Tag Archives: armenian political life

Interview with Alexander Arzoumanian

My interview with former Foreign Minister Alexander Arzoumanian was just posted on Hetq Online. In our conversation he talked about political life after splitting from the Armenian National Congress, the platform of the Free Democrats party and its alliance with Heritage, the importance of free and fair parliamentary elections in Armenia, and mobilizing the Armenian youth.

You can see the video on the main Hetq web site or on Hetq’s channel on YouTube.

Alexander Arzoumanian

Doggies and Politics

The Armenian Observer just published a guest post of mine about how I think dog walking can promote a sense of proaction in Armenian society. Here’s an excerpt:

Our walks lead me to believe, with a conviction stronger than ever, that if Armenians find the motivation that they so desperate seek to stand and make a difference – whatever that change may turn out to inevitably be – it can certainly happen. With the right stimulus at the appropriate moment, the concerns of many can be properly addressed in their favor. Armenia seems to go through periods of rage against the establishment, then dormancy; there isn’t a consistent, proactive struggle on a impressive, thought provoking level. I think many are growing weary of monthly or bimonthly “demonstrations” where all attendees hear are diatribes based on a list of general complaints.

You can read The Armenian Observer blog here.

Things Happening (or not) in Armenia

The summer is upon us, which means that things will begin slowing down in Yerevan politically and socially, but not necessarily culturally. There’s always plenty to do for social butterflies in the summer months, plenty of cafes to visit, concerts to attend and distractions to take your attention away from things that really matter.

Liberty Square has become a giant playground for preschoolers–the authorities are doing everything possible to prevent peaceful political demonstrations from happening there. In the meantime, cafes galore where you can watch the World Cup soccer games while drinking a beer or two and even place bets with the “international bookmakers” doing business here. We have another few weeks of that to go.

In the meantime, political life will begin to drop off for the summer, on both ends of the spectrum. The entire government even shuts down during late summer for a couple of weeks, something that really perplexes me. Even the press takes a break–all newspapers and even online news sources stop working because there’s nothing apparently to report. That is of course absurd but that’s the way things work in a tiny country of barely 3 million people.

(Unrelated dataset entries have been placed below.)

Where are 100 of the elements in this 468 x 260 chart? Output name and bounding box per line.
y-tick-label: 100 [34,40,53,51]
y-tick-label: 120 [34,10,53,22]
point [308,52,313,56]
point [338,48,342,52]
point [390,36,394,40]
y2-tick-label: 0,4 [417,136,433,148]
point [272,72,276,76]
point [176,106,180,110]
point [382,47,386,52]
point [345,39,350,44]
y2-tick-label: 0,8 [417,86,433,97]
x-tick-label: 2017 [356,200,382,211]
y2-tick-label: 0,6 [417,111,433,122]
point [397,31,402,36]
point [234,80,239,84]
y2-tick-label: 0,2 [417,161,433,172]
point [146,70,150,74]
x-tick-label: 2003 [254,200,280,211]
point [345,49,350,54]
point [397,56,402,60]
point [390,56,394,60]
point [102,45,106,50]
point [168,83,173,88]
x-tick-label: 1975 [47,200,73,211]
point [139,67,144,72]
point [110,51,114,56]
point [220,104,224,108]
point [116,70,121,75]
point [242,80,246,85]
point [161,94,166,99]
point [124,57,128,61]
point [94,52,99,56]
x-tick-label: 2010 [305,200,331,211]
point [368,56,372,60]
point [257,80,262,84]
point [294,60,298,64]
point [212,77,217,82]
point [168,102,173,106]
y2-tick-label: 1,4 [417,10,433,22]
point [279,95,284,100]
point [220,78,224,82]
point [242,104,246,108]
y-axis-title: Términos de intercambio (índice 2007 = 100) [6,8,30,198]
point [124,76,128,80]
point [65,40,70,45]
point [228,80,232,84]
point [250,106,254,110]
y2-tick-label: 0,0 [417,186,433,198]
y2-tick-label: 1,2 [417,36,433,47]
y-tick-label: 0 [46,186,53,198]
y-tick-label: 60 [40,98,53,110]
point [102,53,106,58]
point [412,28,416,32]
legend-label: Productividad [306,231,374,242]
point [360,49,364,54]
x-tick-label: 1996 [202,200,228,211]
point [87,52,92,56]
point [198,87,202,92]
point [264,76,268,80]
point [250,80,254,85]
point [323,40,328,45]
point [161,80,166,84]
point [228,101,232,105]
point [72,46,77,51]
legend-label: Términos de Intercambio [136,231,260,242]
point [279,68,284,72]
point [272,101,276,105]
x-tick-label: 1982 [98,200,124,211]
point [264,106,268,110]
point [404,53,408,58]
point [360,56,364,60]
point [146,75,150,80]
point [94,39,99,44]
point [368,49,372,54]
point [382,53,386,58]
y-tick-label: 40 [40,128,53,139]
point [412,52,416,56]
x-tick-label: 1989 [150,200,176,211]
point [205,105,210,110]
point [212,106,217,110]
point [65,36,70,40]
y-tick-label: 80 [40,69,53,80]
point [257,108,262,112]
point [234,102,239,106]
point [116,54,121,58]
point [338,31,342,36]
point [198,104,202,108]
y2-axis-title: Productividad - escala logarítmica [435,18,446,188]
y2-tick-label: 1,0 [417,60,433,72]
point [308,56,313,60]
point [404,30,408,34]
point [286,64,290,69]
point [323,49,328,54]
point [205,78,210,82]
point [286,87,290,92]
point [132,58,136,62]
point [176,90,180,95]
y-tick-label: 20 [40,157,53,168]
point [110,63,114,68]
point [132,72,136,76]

The Karabagh peace process will not go anywhere this year after the Azerbaijani-initiated skirmishes on the border on Saturday, half a day after both Presidents Serge Sarkisian and Illham Aliev met with Dmitry Medvedev in St. Petersburg. Yet on a positive note, I’ve been reading about conferences being held where Armenian and Azerbaijani university students meet to get to know one another and share experiences, in an effort to reach out and find some kind of solution to the conflict through the channels of civil society. Based on what they have written, in other words their own personal accounts, their efforts are naive and impractical at best.

Indeed, there should be discussion between the two societies, but at the end of the day, the Azerbaijanis expect things to go back to the status quo of the Soviet era–in other words for Karabagh to once again be placed under Azerbaijani control (naturally with the Armenian-occupied lands returned) in exchange for “the highest level of autonomy,” and I am pretty sure that the younger Azerbaijani generation expects the same, having been thoroughly brainwashed. So don’t necessarily understand what the Armenian and Azerbaijani youth groups are aiming to achieve through casual dialogue and partying (again, according to what I read).

Having said that, I really have no grounds for criticizing the youth because there needs to be discussion, the two sides must talk to one another through unofficial channels, now more than ever. My concern is–to what end?